Artificial Intelligence and Deep Learning

AI and Deep Learning. This is a topic where I both get extremely enthusiastic and extremely sad. It’s a topic where there is a lot of potential (including for example the creation of Autonomous vehicles!) But the promises being made are so big that it’s just going to come short, no matter what.

The problem with nearly every single one of the major AI and Deep Learning initiatives is simple. The data isn’t good enough, and we’re completely unable to actually extrapolate the things from the data that people think we will be able to. It’s a hard limit to what’s possible with AI, but at the same time that hard limit is almost always ignored by investors. I’ve seen so many startups pitch “big data” and AI, only to realize that there is no such thing in their space and that everything turns out to be a manual process.
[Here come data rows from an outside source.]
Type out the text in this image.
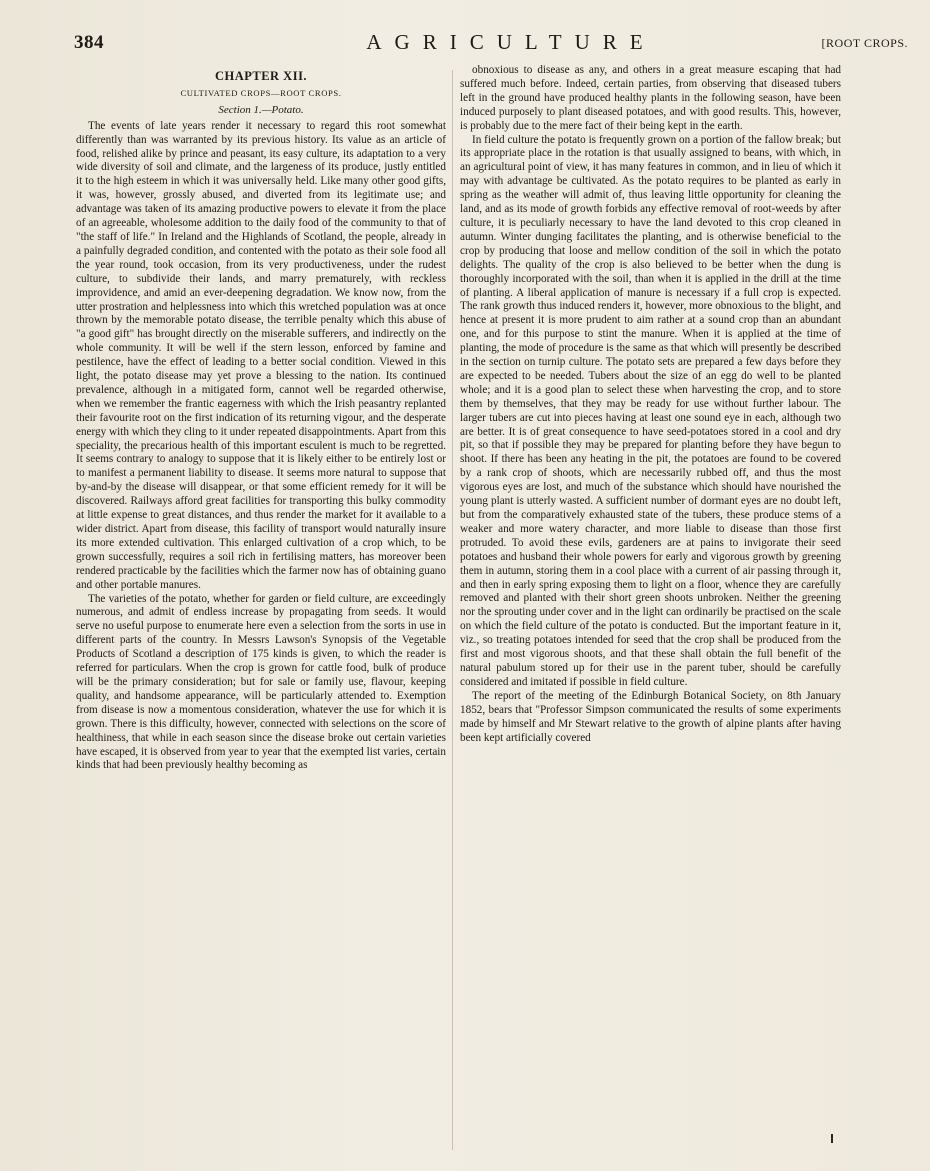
384	AGRICULTURE	[ROOT CROPS.
CHAPTER XII.
CULTIVATED CROPS—ROOT CROPS.
Section 1.—Potato.

The events of late years render it necessary to regard this root somewhat differently than was warranted by its previous history. Its value as an article of food, relished alike by prince and peasant, its easy culture, its adaptation to a very wide diversity of soil and climate, and the largeness of its produce, justly entitled it to the high esteem in which it was universally held. Like many other good gifts, it was, however, grossly abused, and diverted from its legitimate use; and advantage was taken of its amazing productive powers to elevate it from the place of an agreeable, wholesome addition to the daily food of the community to that of "the staff of life." In Ireland and the Highlands of Scotland, the people, already in a painfully degraded condition, and contented with the potato as their sole food all the year round, took occasion, from its very productiveness, under the rudest culture, to subdivide their lands, and marry prematurely, with reckless improvidence, and amid an ever-deepening degradation. We know now, from the utter prostration and helplessness into which this wretched population was at once thrown by the memorable potato disease, the terrible penalty which this abuse of "a good gift" has brought directly on the miserable sufferers, and indirectly on the whole community. It will be well if the stern lesson, enforced by famine and pestilence, have the effect of leading to a better social condition. Viewed in this light, the potato disease may yet prove a blessing to the nation. Its continued prevalence, although in a mitigated form, cannot well be regarded otherwise, when we remember the frantic eagerness with which the Irish peasantry replanted their favourite root on the first indication of its returning vigour, and the desperate energy with which they cling to it under repeated disappointments. Apart from this speciality, the precarious health of this important esculent is much to be regretted. It seems contrary to analogy to suppose that it is likely either to be entirely lost or to manifest a permanent liability to disease. It seems more natural to suppose that by-and-by the disease will disappear, or that some efficient remedy for it will be discovered. Railways afford great facilities for transporting this bulky commodity at little expense to great distances, and thus render the market for it available to a wider district. Apart from disease, this facility of transport would naturally insure its more extended cultivation. This enlarged cultivation of a crop which, to be grown successfully, requires a soil rich in fertilising matters, has moreover been rendered practicable by the facilities which the farmer now has of obtaining guano and other portable manures.

The varieties of the potato, whether for garden or field culture, are exceedingly numerous, and admit of endless increase by propagating from seeds. It would serve no useful purpose to enumerate here even a selection from the sorts in use in different parts of the country. In Messrs Lawson's Synopsis of the Vegetable Products of Scotland a description of 175 kinds is given, to which the reader is referred for particulars. When the crop is grown for cattle food, bulk of produce will be the primary consideration; but for sale or family use, flavour, keeping quality, and handsome appearance, will be particularly attended to. Exemption from disease is now a momentous consideration, whatever the use for which it is grown. There is this difficulty, however, connected with selections on the score of healthiness, that while in each season since the disease broke out certain varieties have escaped, it is observed from year to year that the exempted list varies, certain kinds that had been previously healthy becoming as

obnoxious to disease as any, and others in a great measure escaping that had suffered much before. Indeed, certain parties, from observing that diseased tubers left in the ground have produced healthy plants in the following season, have been induced purposely to plant diseased potatoes, and with good results. This, however, is probably due to the mere fact of their being kept in the earth.

In field culture the potato is frequently grown on a portion of the fallow break; but its appropriate place in the rotation is that usually assigned to beans, with which, in an agricultural point of view, it has many features in common, and in lieu of which it may with advantage be cultivated. As the potato requires to be planted as early in spring as the weather will admit of, thus leaving little opportunity for cleaning the land, and as its mode of growth forbids any effective removal of root-weeds by after culture, it is peculiarly necessary to have the land devoted to this crop cleaned in autumn. Winter dunging facilitates the planting, and is otherwise beneficial to the crop by producing that loose and mellow condition of the soil in which the potato delights. The quality of the crop is also believed to be better when the dung is thoroughly incorporated with the soil, than when it is applied in the drill at the time of planting. A liberal application of manure is necessary if a full crop is expected. The rank growth thus induced renders it, however, more obnoxious to the blight, and hence at present it is more prudent to aim rather at a sound crop than an abundant one, and for this purpose to stint the manure. When it is applied at the time of planting, the mode of procedure is the same as that which will presently be described in the section on turnip culture. The potato sets are prepared a few days before they are expected to be needed. Tubers about the size of an egg do well to be planted whole; and it is a good plan to select these when harvesting the crop, and to store them by themselves, that they may be ready for use without further labour. The larger tubers are cut into pieces having at least one sound eye in each, although two are better. It is of great consequence to have seed-potatoes stored in a cool and dry pit, so that if possible they may be prepared for planting before they have begun to shoot. If there has been any heating in the pit, the potatoes are found to be covered by a rank crop of shoots, which are necessarily rubbed off, and thus the most vigorous eyes are lost, and much of the substance which should have nourished the young plant is utterly wasted. A sufficient number of dormant eyes are no doubt left, but from the comparatively exhausted state of the tubers, these produce stems of a weaker and more watery character, and more liable to disease than those first protruded. To avoid these evils, gardeners are at pains to invigorate their seed potatoes and husband their whole powers for early and vigorous growth by greening them in autumn, storing them in a cool place with a current of air passing through it, and then in early spring exposing them to light on a floor, whence they are carefully removed and planted with their short green shoots unbroken. Neither the greening nor the sprouting under cover and in the light can ordinarily be practised on the scale on which the field culture of the potato is conducted. But the important feature in it, viz., so treating potatoes intended for seed that the crop shall be produced from the first and most vigorous shoots, and that these shall obtain the full benefit of the natural pabulum stored up for their use in the parent tuber, should be carefully considered and imitated if possible in field culture.

The report of the meeting of the Edinburgh Botanical Society, on 8th January 1852, bears that "Professor Simpson communicated the results of some experiments made by himself and Mr Stewart relative to the growth of alpine plants after having been kept artificially covered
It’s one of the scarier ones, because the over-promising puts the actual potential of this market at risk.

Autonomous vehicles
Asymptotic Accuracy growth

Now, here is a bubble that I can kind of get behind. Again, there is an overpromising of the technology. Autonomous vehicles aren’t an easy challenge. You want to be able to get to a 99.99% reliability before people are willing to give over control of their car. That’s an almost unattainable challenge, when it takes decades to get to even 95% reliability, and even when it passes that point, you’ll be looking at a security challenge which is insane. Autonomous vehicles will go the same growth trajectory as voice recognition – it’s already at an amazing level but it took decades to get to this point and it’s an asymptotic curve to get to the accuracy we’re really looking for.

I would say, Autonomous vehicles are going to be a thing in 2035 – another 20 years from now – but investors have been promised real-life explosive usage within the next 2-3 years. Twenty years is a big gap to bridge, and a lot is going to change in that time period. If capital becomes more expensive, this is one of the things that’s likely to get a huge cut.

Blockchain (not cryptocurrency)

Then there’s the huge cryptocurrency hype. Cryptocurrence is an interesting one, because at least it’s transparent about being a hype. Cryptocurrency aims to be a replacement for investments in precious metals like gold. Gold is already an existing investment vehicle for ‘risky’ periods (although gold is pretty risky itself) and cryptocurrency has found a great niche that’s going to last for a very long time.

What I do believe is a hype, is the associated ‘Blockchain technology’ – the hypothetical valuation of the technology that came with cryptocurrency. There’s a lot of money being poured into these technologies because hypothetically they will change the way we do business and the way we transact money. However, that simply isn’t true. Blockchain isn’t more efficient than our current currency system, it’s mostly just different. Nevertheless, it’s already being valued as a complete replacement of the current system, making it another bubble that’s likely to pop.

Okay… nice bubbles, but are they really going to pop?

Eventually – they will. It’s just that bubbles don’t always pop with a bang. Often times it’s more like a football with a hole in it. It takes a while for it to empty out, it loses shape as it does and eventually an ugly, unusable ball remains.

I do believe that, when central banks finally raise interest rates, capital is going to become a lot more expensive and many of the current startups looking at the next ‘billion dollar valuation are simply going to go bust astonishingly fast.

Regardless of what’s going to happen – the 2020’s are going to be an interesting decade.